Outro diferenciador na pandemia veio de países prontos para a pandemia, como alguns no continente africano, que demonstraram as suas experiências de surtos anteriores como o Ébola, Zika e afins, respondendo rápida e proactivamente para manter as taxas de infecção a níveis controláveis. Os países mais desenvolvidos deveriam ter aprendido que é necessário um planeamento preventivo para que a próxima pandemia seja atingida.
COVID-19 Estatísticas
2.1
2
1
2
204
Paisagem Tecnológica
A Segunda Revolução Terapêutica
O sector das ciências da vida está a enfrentar uma segunda revolução, particularmente nas seguintes áreas
- A recente compreensão do genoma humano - levando a novos métodos e aplicações
- A convergência de produtos farmacêuticos e dispositivos médicos, os chamados produtos combinados, parecem promissores na gestão de doenças, particularmente na área da nanotecnologia
Telemedicina e saúde
O bloqueio restringe o acesso aos médicos; e, por sua vez, acelera a transição para a telemedicina e a saúde. Embora isto possa ter criado uma nova barreira para alguns dos pacientes mais vulneráveis e desafiados pela tecnologia, inflamou a tendência para capacitar os pacientes a acompanharem a sua própria saúde.
Uma consequência inesperada da pandemia de Covid-19 é que os governos em todo o mundo estão a ter de repensar o papel da tecnologia digital nos cuidados de saúde.
Novas tecnologias & Colaborações em I&D
Foram observadas melhorias tecnológicas nas seguintes áreas:
- Bioinformática - como os dados são geridos e aplicados
- Como as pessoas e os processos são geridos (ou seja, plataformas, outsourcing e colaborações de código aberto)

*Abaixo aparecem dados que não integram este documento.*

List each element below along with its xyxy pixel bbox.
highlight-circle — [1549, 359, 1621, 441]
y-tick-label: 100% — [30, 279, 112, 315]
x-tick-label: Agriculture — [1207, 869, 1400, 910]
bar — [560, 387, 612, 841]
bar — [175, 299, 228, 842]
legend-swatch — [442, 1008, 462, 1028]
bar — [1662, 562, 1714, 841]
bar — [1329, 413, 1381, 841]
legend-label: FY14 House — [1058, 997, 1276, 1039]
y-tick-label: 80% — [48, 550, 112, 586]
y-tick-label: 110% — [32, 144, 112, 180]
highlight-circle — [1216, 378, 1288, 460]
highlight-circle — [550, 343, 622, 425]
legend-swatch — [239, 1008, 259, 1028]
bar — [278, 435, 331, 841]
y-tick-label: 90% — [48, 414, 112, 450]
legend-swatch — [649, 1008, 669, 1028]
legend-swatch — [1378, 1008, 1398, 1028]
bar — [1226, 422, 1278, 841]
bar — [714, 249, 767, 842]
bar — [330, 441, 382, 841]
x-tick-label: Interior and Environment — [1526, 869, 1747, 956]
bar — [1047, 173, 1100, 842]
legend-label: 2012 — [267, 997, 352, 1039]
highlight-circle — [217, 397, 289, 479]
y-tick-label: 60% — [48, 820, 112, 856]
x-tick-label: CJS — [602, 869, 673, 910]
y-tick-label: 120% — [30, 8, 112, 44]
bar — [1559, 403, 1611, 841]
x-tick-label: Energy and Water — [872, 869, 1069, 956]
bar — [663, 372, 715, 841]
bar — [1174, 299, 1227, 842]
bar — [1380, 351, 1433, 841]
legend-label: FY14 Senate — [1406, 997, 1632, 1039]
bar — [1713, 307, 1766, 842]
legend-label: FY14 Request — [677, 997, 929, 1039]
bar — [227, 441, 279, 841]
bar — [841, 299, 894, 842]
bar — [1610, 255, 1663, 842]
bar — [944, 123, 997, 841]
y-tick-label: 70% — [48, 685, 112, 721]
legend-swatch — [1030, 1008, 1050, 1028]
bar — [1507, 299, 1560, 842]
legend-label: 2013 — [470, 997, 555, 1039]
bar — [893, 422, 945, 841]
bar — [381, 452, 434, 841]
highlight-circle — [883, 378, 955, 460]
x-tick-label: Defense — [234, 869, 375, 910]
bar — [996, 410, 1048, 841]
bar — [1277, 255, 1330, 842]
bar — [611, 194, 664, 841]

As melhorias no panorama da tecnologia têm sem dúvida impulsionado o desenvolvimento de vacinas e outros tratamentos para a COVID à velocidade de break-neck e a capacidade de monitorizar a propagação e as variantes do vírus à medida que este evolui.
Conclusão
Ninguém pode duvidar do impacto significativamente negativo da pandemia da COVID sobre a população humana, mas como acabamos por sair disto, todos esperamos que os seres humanos aprendam e beneficiem. A importância do seu efeito na comunidade científica e, de forma semelhante, nas ciências da vida, é fundamental para compreendermos a própria vida e para construirmos uma melhor para todos nós.
O sector das ciências da vida tem enfrentado desafios significativos ao longo do último ano, ou seja, como temos visto uma mudança tectónica tanto no panorama social como tecnológico. Enquanto os factores que se tornaram evidentes durante a última década não mudaram fundamentalmente, os estímulos foram intensificados pela pandemia, particularmente na paisagem social.
É difícil para todos nós prever como isto irá mudar o futuro da indústria das ciências da vida, mas talvez prevaleçam as seguintes
- Consolidação/contracção adicional da indústria
- Novos modelos de negócio criados para a prestação de cuidados de saúde globais
- A colaboração continuará a ser um factor diferenciador do mercado
- Aumento da dependência/investimento em plataformas tecnológicas
- Maior confiança nas operações de contratação (ou seja, CROs, OCM, etc.)
Algumas empresas reagiram rapidamente à pandemia e prosperaram (se não economicamente, mas em termos de percepção) enquanto outras foram demasiado lentas; para estas empresas pode ser aconselhável ler "Sobre a Origem das Espécies" de Darwin!